Before you use a quotation you should check to see if it is out of context, as was discussed by Ashish Arora on February 9th in a post on the SketchBubble blog titled Six Rules for Making the Most of Quotations in Your Presentation.

One very famous quote by philosopher George Santayana is that :

“Those who cannot remember the past are condemned to repeat it.”

On February 19th Zach Weinersmith’s comic strip Saturday Morning Breakfast Cereal discussed how it was out of context by also showing the preceding sentence.
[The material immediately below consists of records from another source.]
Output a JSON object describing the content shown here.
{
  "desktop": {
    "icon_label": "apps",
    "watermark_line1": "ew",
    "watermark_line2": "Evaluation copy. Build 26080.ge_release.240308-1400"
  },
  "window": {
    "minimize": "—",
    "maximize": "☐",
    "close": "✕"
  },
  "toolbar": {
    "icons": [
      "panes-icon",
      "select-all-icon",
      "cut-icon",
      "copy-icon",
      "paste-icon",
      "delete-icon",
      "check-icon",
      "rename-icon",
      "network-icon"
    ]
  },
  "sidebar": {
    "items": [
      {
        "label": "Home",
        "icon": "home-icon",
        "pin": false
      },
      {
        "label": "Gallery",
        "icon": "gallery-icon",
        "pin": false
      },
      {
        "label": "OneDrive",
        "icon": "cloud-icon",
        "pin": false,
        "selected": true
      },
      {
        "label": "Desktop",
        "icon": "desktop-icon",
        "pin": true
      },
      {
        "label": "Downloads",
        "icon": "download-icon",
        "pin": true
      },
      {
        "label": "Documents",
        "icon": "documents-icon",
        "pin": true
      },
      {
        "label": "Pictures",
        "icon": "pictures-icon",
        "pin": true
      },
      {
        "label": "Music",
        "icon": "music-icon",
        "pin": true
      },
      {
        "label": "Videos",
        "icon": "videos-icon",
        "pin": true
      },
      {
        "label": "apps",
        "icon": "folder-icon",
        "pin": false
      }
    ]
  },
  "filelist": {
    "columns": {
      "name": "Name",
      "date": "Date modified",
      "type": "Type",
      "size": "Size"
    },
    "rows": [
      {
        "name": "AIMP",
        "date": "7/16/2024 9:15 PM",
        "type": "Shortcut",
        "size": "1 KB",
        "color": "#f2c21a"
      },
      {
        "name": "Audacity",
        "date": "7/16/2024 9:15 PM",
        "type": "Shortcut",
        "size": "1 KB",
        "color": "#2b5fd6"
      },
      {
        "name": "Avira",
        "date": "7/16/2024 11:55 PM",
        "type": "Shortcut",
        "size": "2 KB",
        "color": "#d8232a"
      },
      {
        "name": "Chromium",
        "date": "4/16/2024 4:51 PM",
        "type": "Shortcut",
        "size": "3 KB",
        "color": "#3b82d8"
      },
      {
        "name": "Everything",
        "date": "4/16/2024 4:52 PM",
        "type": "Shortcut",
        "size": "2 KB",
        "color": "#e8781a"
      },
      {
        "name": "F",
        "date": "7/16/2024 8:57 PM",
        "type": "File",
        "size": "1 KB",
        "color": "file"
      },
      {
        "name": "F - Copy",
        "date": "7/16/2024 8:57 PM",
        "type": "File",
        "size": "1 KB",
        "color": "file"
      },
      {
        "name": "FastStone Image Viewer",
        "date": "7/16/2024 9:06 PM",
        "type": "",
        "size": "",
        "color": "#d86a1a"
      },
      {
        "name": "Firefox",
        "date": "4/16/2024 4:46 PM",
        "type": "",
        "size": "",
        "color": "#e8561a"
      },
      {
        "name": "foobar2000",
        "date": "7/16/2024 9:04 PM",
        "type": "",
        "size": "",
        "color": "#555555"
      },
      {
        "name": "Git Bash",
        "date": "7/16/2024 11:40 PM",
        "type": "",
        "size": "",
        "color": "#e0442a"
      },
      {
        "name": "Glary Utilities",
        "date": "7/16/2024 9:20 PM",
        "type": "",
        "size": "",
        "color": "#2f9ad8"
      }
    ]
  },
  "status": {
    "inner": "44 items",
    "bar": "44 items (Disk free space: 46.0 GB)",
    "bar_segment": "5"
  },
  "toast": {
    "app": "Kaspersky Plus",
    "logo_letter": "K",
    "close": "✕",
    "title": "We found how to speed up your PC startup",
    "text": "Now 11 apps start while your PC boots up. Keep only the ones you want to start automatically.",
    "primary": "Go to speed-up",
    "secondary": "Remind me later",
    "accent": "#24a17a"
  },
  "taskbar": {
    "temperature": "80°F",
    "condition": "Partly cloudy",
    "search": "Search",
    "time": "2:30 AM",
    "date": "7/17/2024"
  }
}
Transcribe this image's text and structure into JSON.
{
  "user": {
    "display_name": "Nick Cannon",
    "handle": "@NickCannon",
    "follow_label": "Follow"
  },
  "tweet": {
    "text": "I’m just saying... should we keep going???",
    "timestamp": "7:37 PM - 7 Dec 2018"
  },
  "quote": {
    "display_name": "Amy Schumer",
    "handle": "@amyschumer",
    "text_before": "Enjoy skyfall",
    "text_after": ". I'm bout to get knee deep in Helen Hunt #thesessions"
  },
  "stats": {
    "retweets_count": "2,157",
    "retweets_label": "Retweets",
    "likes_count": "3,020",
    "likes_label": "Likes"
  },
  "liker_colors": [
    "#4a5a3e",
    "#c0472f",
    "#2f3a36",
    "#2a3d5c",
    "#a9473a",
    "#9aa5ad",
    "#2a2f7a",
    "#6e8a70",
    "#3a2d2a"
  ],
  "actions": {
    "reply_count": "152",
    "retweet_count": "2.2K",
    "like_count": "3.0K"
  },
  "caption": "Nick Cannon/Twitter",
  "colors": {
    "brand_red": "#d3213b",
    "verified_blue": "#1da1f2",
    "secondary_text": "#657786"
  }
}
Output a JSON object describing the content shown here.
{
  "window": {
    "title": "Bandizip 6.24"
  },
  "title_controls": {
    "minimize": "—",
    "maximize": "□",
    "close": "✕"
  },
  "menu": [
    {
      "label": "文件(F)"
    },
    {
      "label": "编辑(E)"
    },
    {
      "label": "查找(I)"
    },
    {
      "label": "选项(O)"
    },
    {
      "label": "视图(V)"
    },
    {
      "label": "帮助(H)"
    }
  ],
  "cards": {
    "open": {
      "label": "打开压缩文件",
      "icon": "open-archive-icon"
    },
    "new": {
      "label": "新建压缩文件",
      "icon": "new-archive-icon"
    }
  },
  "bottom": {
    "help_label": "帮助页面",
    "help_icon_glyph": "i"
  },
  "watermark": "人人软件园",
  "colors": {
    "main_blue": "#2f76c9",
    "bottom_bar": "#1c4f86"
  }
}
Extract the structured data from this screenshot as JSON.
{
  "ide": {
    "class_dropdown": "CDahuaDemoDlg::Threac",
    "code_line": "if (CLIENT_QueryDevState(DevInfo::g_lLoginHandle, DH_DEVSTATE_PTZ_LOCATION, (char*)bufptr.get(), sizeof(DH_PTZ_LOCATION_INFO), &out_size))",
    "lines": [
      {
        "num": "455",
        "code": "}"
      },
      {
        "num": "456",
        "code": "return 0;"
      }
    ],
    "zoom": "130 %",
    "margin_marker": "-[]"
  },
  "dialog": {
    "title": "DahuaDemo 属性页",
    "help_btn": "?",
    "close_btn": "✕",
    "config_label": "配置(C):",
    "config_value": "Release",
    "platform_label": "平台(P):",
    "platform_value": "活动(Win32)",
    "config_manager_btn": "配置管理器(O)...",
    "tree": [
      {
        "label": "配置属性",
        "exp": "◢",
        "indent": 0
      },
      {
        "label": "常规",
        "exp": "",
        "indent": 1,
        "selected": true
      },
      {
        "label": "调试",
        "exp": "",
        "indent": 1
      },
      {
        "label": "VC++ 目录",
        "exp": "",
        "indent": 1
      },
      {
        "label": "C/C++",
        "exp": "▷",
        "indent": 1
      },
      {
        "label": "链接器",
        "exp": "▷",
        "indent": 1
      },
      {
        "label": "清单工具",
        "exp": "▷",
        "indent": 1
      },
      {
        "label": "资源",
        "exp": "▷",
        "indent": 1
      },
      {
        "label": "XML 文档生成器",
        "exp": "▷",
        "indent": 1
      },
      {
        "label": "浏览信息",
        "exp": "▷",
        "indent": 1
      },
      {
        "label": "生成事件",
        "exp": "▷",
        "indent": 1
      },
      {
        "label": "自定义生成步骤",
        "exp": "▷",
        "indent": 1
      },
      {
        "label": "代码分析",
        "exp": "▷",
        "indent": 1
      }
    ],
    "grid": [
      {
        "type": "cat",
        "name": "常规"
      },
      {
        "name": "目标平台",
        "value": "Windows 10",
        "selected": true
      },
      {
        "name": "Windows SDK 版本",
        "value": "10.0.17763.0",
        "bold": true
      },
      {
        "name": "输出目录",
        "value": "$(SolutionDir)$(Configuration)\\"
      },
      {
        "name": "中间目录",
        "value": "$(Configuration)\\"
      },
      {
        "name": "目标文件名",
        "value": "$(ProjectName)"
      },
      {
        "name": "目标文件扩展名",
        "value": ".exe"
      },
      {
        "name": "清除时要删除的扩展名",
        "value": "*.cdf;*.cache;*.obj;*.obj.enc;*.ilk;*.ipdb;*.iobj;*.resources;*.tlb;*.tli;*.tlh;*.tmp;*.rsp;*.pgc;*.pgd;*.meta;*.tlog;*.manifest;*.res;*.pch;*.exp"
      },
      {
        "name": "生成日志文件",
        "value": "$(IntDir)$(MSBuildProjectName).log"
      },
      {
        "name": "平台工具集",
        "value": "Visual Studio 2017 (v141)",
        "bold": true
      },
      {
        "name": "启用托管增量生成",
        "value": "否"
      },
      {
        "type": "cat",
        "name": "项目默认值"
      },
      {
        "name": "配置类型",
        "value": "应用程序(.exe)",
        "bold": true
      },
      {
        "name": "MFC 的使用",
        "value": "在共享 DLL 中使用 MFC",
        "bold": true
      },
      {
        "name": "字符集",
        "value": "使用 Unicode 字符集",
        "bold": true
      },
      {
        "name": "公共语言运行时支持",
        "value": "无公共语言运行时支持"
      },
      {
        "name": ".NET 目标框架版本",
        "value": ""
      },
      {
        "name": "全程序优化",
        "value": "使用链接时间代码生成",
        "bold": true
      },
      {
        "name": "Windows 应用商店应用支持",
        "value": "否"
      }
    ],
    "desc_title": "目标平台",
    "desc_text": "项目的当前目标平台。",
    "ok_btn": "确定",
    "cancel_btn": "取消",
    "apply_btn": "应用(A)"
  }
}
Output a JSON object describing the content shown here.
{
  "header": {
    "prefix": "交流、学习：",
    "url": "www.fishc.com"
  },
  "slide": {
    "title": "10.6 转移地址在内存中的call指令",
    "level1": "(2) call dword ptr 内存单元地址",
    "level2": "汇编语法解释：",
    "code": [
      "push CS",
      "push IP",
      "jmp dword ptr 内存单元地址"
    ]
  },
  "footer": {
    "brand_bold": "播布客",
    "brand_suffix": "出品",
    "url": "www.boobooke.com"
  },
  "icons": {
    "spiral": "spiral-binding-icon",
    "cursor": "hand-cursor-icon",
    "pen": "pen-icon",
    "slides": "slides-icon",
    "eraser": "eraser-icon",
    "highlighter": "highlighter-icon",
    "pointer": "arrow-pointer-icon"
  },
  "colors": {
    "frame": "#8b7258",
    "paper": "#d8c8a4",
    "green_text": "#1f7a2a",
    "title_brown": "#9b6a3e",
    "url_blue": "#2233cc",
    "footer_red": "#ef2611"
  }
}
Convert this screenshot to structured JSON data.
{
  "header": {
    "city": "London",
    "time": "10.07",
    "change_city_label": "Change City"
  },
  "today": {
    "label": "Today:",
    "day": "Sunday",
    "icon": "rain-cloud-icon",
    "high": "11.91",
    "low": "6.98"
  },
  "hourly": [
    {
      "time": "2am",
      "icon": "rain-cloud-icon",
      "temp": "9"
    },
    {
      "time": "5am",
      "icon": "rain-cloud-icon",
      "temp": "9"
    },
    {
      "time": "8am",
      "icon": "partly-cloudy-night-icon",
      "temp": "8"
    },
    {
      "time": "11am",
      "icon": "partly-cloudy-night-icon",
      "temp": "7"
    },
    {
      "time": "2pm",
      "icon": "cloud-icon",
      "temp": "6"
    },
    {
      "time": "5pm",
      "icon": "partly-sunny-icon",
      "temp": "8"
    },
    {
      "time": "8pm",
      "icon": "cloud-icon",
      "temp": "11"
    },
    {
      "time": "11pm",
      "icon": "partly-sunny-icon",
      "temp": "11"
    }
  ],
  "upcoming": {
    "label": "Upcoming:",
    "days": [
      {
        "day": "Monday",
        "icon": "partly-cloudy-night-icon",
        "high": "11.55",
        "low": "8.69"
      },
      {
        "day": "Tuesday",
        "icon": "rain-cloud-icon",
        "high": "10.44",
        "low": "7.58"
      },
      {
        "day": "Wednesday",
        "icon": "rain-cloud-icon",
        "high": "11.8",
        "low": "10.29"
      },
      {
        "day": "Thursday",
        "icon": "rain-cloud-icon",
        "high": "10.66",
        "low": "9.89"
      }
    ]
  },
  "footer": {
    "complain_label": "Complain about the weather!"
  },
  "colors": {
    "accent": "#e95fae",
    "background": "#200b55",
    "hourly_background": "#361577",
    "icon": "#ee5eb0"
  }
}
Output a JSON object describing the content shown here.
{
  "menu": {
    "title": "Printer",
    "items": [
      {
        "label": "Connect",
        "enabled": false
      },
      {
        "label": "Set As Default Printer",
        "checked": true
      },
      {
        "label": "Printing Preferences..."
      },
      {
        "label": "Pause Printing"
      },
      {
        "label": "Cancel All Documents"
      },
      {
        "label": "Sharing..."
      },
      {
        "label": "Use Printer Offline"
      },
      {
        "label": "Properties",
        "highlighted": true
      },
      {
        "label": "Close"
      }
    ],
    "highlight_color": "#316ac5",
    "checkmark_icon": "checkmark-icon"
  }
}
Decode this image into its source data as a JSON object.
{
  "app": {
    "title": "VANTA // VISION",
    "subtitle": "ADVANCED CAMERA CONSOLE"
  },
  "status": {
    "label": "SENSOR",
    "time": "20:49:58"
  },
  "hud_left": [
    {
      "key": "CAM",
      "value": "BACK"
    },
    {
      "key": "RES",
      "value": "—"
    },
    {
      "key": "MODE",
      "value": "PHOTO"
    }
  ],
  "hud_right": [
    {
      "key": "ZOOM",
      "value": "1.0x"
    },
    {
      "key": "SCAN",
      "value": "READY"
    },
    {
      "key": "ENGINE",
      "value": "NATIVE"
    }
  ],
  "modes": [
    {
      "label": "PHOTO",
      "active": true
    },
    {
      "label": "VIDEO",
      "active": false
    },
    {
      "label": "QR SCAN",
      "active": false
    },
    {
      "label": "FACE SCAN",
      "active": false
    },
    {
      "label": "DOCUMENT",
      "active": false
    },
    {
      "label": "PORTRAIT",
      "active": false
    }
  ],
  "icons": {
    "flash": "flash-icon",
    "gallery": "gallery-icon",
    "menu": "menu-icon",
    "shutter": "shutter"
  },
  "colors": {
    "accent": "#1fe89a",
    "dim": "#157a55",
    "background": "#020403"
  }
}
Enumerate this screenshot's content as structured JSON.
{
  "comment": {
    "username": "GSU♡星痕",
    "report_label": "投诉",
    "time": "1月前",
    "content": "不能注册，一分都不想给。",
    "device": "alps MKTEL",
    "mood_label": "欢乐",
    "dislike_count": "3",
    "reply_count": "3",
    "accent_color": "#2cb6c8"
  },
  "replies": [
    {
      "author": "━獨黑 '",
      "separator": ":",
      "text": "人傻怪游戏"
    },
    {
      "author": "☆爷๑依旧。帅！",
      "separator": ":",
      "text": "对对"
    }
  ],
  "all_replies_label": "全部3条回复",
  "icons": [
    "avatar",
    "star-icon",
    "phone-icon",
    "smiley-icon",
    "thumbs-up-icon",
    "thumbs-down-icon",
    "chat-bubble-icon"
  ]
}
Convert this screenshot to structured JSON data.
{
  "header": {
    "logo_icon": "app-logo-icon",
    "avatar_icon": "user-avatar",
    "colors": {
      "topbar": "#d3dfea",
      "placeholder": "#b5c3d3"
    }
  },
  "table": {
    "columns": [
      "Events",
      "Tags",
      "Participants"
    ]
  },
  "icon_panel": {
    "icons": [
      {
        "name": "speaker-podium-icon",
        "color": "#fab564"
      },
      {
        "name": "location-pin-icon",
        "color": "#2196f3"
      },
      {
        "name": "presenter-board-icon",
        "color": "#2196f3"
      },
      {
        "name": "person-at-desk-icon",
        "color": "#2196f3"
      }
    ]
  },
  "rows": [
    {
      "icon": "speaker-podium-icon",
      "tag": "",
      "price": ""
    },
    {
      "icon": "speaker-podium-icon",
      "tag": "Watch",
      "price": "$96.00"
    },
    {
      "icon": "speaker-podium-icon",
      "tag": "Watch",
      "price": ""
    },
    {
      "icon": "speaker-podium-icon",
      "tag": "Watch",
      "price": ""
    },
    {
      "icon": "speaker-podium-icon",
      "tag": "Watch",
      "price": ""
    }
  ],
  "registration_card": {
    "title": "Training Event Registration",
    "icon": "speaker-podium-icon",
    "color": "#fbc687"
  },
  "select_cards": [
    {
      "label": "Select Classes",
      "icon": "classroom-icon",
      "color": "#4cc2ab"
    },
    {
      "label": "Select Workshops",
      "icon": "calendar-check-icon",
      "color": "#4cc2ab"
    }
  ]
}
That quote comes from his 1905 book The Life of Reason and appears in Chapter XII - Flux and Constancy in Human Nature. The paragraph with that quote begins:

“Progress, far from consisting in change, depends on retentiveness. When change is absolute there remains no being to improve and no direction is set for possible improvement: and when experience is not retained, as among savages, infancy is perpetual. Those who cannot remember the past are condemned to repeat it.”

It continues with:

“In the first stage of life the mind is frivolous and easily distracted; it misses progress by failing in consecutiveness and persistence. This is the condition of children and barbarians, in whom instinct has learned nothing from experience. In a second stage men are docile to events, plastic to new habits and suggestions, yet able to graft them on original instincts, which they thus bring to fuller satisfaction. This is the plane of manhood and true progress. Last comes a stage when retentiveness is exhausted and all that happens is at once forgotten; a vain, because unpractical, repetition of the past takes the place of plasticity and fertile readaptation. In a moving world readaptation is the price of longevity. The hard shell, far from protecting the vital principle, condemns it to die down slowly and be gradually chilled; immortality in such a case must have been secured earlier, by giving birth to a generation plastic to the contemporary world and able to retain its lessons. Thus old age is as forgetful as youth, and more incorrigible; it displays the same inattentiveness to conditions; its memory becomes self−repeating and degenerates into an instinctive reaction, like a bird's chirp.”